Daniel Ponte – Só tenho uma palavra... “CLEPTOCRACIA”, pois minha morte vai deixar muitos bandidos em paz e com os bolsos mais cheios... No campo jurídico, como há interesse federal (fraude com recurso do SENASP) e violação a direitos fundamentais, cabe avocação do inquérito a pedido do Procurador-Geral da Republica. Deve ser destacado que a OEA cobrou resposta do Brasil e ainda não obteve resposta. (clique e confira documento da OEA)

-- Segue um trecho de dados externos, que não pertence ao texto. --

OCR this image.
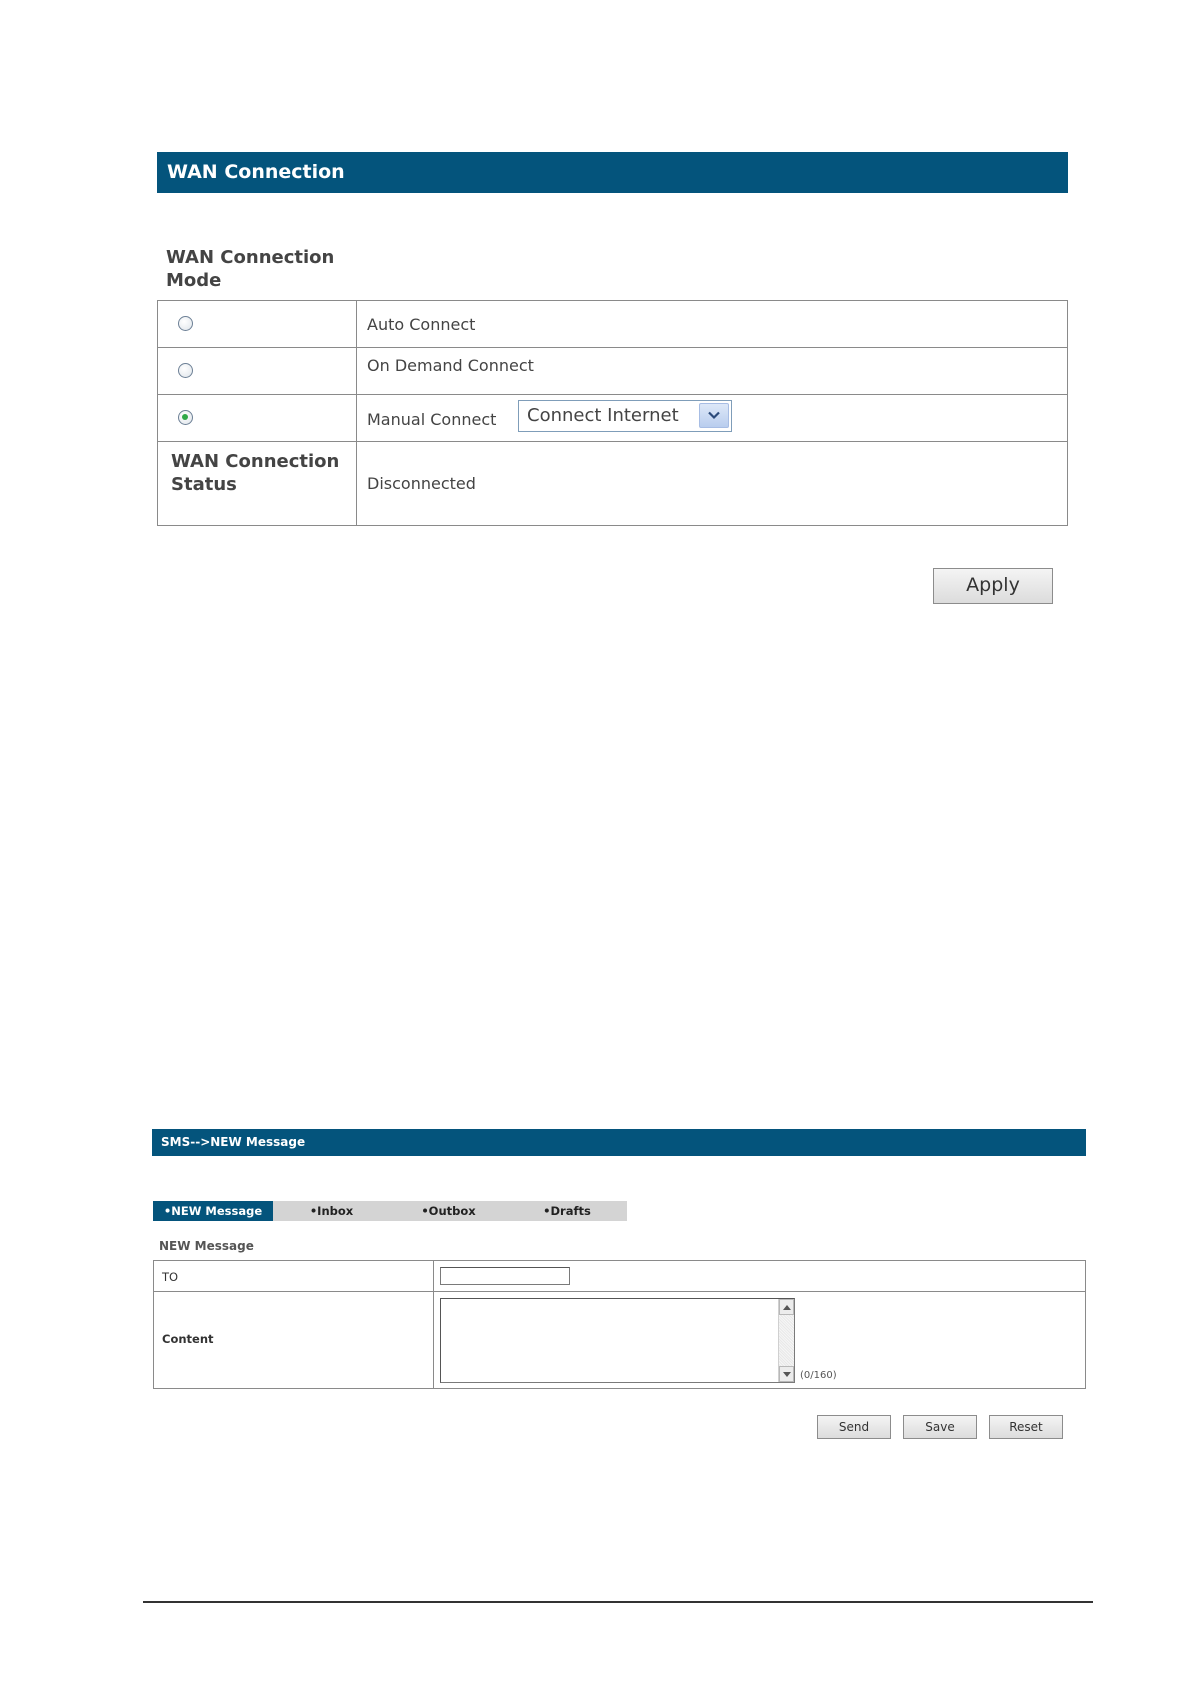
WAN Connection
WAN Connection Mode
Auto Connect
On Demand Connect
Manual Connect Connect Internet
WAN Connection Status	Disconnected
Apply
SMS-->NEW Message
•NEW Message	•Inbox	•Outbox	•Drafts
NEW Message
TO
Content
(0/160)
Send	Save	Reset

Entrevista do Sábado – Trata-se de uma denúncia grave. O senhor está dizendo que há corruptos na Polícia Federal?

Daniel Ponte – Há corruptos em todas as instituições, documentos desapareceram da PF-RJ, sendo que a advogada do Sindicato dos Médicos foi obrigada a restaurar os autos. A própria Polícia Federal prende os policiais federais. Tenho certeza que é uma minoria (ao contrário da Polícia Civil do Estado do Rio de Janeiro - PCERJ), mas há corruptos, isso pode ser lido nos jornais.

Entrevista do Sábado - Alguma decisão política já foi tomada em relação ao caso?

Daniel Ponte – A única decisão política que tenho conhecimento é que estou prestes a ser demitido da PCERJ. Não por roubar, matar, tomar dinheiro do jogo do bicho, casas de prostituição, etc. Mas apenas por denunciar, com provas, a verdade. Sou acusado de ferir o código de ética policial. Toda organização tem seu código, e a Polícia Civil, como boa organização criminosa, não poderia ser diferente.

Entrevista do Sábado - Quem está efetivamente lhe apoiando?

Daniel Ponte – Ong’s de Direitos Humanos de fora do Brasil, a OEA (Organização dos Estados Americanos) e o Sindicato dos Médicos. Mesmo assim, todos têm muito medo. Para se ter uma idéia, até o CREMERJ (Conselho Regional de Medicina do Estado do Rio de Janeiro) é inerte, pois Roger Vinicius (ex-diretor do IML) e Luiz Carlos Prestes Junior fazem parte do Conselho.

Entrevista do Sábado - Qual a reação dos políticos quando recebem suas denúncias?

Daniel Ponte – O deputado federal Pompeo de Mattos (PDT-RS) tem dado apoio por meio de sua assessoria. Estou aguardando apoio do senador Jefferson Peres (PDT-AM). (Clique e confira a declaração de perseguição política)

Entrevista do Sábado - As Ong's de Direitos Humanos e a OEA  estão cobrando atitudes do governo Brasileiro. Em caso positivo, por que não agiram antes?

Daniel Ponte – Nunca pensei em sair do Brasil, nem passaporte tinha. Só procurei isso agora, pois as noticias de minha execução e da do Delegado Alexandre Neto se tornaram mais fortes. A “Lawyers Rights Watch Canada” é a ONG que esta apoiando com mais ênfase, mas há outras.

Entrevista do Sábado - O senhor se arrepende de ter feito as denúncias, sendo obrigado a pensar em deixar o país e receber ameaças de morte diuturnamente?

Daniel Ponte – Não, faria tudo novamente. Morro, mas não me curvo ao poder do crime.